The Walt Disney Company has urged its shareholders to vote for its 12 board nominees at the upcoming Annual Meeting on April 3, 2024, and to ignore the nominees from the Trian Group and Blackwells.
In a letter to shareholders sent today, Disney emphasized its strategy, focusing on brand assets, cost reduction, and dividend reinstatement while enhancing streaming services, film studios, ESPN, and Disney's Experiences business.
Referring to the non-Disney nominees, the company said, "Your Board does not endorse either of the Trian Group's nominees (Nelson Peltz and Jay Rasulo) or any of Blackwells' nominees (Craig Hatkoff, Jessica Schell and Leah Solivan). We believe that the election of any of these individuals would impede leadership's ongoing execution of Disney's strategic realignment and the Board's efforts to create value for shareholders."
The letter then goes on to say that Mr. Peltz brings no media experience and has presented no strategic ideas for Disney, while Mr. Rasulo's perspective is stale, given he left Disney in 2015 and has not held any executive positions in the industry since.
The Trian Group, which owns more than $3 billion of shares of The Walt Disney Company, is urging Disney shareholders to withhold votes for board members, Mr. Froman and Ms. Lagomasino. They argue that Froman's experience outside of Disney, mainly in government and finance, is largely irrelevant to the company's business, and he possesses only one skill central to Disney's strategy.
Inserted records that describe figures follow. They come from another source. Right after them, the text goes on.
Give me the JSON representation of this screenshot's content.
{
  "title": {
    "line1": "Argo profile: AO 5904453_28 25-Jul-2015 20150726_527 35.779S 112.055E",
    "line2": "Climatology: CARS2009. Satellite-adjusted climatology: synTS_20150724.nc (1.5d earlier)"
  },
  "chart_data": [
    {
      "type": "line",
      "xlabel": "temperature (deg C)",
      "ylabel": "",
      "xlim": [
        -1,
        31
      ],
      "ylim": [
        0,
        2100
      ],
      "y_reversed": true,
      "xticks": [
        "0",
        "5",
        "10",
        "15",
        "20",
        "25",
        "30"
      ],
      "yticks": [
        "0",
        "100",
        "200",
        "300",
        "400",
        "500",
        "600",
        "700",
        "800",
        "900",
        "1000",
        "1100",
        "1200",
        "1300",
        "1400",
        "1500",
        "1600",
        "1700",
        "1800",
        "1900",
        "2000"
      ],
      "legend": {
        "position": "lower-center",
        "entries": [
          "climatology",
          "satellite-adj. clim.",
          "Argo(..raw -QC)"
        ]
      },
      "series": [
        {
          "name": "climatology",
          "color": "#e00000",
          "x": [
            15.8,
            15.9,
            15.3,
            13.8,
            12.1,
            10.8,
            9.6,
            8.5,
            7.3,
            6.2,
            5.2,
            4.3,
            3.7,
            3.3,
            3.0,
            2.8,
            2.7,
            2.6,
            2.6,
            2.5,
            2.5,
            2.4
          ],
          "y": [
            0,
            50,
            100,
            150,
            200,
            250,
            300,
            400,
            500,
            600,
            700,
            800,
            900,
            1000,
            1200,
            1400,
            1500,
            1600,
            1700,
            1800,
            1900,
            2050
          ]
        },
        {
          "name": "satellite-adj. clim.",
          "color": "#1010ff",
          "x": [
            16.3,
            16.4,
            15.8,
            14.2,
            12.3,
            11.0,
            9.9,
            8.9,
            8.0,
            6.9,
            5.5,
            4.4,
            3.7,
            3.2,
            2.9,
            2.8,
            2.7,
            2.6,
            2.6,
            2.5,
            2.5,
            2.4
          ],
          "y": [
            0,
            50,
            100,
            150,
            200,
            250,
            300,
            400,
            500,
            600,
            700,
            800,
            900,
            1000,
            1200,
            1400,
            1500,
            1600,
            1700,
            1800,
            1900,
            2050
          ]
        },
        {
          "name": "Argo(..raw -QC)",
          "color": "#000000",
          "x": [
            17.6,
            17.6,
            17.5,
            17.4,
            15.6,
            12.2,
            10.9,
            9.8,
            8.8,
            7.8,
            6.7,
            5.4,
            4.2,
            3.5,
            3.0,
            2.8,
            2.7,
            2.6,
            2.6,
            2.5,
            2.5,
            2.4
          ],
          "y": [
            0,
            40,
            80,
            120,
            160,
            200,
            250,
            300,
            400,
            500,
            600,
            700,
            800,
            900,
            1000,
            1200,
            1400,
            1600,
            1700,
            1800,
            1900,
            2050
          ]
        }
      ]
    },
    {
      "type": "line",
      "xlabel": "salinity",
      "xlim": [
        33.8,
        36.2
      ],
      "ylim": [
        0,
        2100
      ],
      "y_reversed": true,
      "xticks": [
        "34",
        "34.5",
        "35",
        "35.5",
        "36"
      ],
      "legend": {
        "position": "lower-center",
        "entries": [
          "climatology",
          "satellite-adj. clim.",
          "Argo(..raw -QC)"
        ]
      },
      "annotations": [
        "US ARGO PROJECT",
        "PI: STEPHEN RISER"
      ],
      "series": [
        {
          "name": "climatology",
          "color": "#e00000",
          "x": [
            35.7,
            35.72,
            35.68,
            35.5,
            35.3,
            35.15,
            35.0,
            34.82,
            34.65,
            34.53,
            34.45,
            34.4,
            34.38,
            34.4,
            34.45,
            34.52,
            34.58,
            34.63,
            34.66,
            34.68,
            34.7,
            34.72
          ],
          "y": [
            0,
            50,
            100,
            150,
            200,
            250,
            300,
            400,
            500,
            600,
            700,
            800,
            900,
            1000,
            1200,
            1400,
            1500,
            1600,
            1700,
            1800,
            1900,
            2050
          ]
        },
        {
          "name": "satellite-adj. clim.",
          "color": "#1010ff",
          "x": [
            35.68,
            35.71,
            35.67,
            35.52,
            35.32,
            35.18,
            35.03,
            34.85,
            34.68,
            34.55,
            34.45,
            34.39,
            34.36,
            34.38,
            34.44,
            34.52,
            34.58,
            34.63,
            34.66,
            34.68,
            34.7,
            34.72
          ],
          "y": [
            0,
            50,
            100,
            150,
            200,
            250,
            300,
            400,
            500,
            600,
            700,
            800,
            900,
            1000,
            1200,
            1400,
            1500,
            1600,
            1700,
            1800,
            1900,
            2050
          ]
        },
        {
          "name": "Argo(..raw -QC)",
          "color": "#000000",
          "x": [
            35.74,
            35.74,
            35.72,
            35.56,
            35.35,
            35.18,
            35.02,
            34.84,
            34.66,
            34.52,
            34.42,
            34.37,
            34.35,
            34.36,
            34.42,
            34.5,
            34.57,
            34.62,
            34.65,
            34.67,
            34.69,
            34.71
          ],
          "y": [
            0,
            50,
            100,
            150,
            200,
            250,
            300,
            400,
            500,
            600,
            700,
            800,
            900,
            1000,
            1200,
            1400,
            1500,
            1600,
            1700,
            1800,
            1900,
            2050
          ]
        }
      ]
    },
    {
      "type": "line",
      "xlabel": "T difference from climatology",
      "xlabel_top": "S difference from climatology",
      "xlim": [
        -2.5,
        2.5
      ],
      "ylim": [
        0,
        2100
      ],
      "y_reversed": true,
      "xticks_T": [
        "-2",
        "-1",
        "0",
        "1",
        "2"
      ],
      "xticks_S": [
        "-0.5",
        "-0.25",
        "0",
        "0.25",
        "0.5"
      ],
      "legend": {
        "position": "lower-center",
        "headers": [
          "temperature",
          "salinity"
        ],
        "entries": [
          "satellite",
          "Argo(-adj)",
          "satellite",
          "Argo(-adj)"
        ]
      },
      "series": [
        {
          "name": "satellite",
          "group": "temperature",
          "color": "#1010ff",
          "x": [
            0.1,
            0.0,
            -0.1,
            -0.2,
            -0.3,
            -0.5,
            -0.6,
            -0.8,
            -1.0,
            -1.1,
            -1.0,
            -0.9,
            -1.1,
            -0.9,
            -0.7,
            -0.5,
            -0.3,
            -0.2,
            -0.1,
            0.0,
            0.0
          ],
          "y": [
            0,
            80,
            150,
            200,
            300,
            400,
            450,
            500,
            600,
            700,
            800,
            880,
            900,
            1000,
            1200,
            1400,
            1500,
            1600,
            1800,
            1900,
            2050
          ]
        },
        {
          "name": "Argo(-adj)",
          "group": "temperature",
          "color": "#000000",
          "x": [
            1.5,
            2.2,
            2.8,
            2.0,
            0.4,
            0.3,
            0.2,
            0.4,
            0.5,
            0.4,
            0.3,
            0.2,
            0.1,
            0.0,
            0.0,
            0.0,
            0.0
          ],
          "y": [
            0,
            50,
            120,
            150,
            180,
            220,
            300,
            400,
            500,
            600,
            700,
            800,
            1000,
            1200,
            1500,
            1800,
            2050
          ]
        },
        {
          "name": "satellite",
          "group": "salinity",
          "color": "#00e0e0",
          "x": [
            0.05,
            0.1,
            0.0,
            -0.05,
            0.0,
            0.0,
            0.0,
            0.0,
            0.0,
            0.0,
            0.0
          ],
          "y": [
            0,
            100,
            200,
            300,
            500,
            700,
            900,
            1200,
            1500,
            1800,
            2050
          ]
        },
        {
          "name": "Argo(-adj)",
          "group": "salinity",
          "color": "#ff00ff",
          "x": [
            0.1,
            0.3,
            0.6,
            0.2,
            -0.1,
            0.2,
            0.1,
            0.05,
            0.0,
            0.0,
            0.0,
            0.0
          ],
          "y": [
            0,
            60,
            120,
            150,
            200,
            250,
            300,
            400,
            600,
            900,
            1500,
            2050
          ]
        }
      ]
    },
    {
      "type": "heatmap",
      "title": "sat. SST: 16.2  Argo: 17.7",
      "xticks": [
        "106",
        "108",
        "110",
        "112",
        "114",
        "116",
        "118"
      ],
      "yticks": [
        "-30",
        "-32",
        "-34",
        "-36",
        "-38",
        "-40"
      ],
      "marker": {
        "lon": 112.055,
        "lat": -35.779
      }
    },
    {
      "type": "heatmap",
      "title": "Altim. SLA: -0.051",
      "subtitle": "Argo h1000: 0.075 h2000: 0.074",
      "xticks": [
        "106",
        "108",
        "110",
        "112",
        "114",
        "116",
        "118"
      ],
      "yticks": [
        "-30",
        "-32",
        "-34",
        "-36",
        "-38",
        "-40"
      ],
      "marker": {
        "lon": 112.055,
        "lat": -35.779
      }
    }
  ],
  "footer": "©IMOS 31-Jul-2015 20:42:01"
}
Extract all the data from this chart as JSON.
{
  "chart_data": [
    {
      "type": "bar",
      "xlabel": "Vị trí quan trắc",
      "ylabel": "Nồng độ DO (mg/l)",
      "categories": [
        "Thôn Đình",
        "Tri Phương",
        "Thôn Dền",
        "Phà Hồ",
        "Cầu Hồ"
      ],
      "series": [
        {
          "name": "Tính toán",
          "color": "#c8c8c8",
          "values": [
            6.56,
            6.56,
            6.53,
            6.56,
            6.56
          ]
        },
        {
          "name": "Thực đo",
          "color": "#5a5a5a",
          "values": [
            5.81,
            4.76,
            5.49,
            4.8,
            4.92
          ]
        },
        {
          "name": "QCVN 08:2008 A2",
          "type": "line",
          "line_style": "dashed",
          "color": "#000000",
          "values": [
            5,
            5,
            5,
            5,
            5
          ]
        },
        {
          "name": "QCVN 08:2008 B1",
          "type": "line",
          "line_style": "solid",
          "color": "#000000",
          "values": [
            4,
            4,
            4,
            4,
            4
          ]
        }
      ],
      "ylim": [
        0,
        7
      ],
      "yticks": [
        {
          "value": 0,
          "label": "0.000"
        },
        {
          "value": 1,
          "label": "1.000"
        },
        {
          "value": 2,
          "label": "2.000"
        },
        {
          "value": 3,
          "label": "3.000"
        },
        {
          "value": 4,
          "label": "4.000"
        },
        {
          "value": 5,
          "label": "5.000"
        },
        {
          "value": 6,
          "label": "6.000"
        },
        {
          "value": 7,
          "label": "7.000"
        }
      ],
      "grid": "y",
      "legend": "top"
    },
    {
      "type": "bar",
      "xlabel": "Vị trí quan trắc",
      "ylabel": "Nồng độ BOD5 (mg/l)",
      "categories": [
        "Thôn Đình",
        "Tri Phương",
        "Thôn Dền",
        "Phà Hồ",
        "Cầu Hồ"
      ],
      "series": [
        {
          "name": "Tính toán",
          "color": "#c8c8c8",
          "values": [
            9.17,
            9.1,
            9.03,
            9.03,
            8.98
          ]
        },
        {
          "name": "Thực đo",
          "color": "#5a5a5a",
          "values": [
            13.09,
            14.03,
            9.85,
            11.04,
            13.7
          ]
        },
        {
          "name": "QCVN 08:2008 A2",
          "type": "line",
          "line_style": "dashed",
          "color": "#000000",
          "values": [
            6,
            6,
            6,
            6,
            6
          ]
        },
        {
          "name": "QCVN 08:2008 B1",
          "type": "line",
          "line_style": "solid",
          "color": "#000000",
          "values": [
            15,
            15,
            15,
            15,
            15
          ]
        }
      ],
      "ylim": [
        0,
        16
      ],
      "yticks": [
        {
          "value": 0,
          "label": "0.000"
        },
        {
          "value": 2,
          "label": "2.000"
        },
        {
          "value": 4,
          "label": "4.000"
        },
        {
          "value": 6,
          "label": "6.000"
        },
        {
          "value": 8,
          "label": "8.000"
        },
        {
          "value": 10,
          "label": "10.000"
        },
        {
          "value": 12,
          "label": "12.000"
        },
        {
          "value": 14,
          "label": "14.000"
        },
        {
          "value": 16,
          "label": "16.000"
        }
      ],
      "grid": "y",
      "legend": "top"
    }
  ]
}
Similarly, they contend that Lagomasino's background in wealth management is unrelated to Disney's core business. Trian also criticizes Lagomasino for misaligned compensation practices, including a significant package for Mr. Iger and a 2023 compensation program they believe does not align with Disney's performance. Furthermore, both nominees are part of the Governance and Nominating Committee, which Trian accuses of poor corporate governance and succession issues.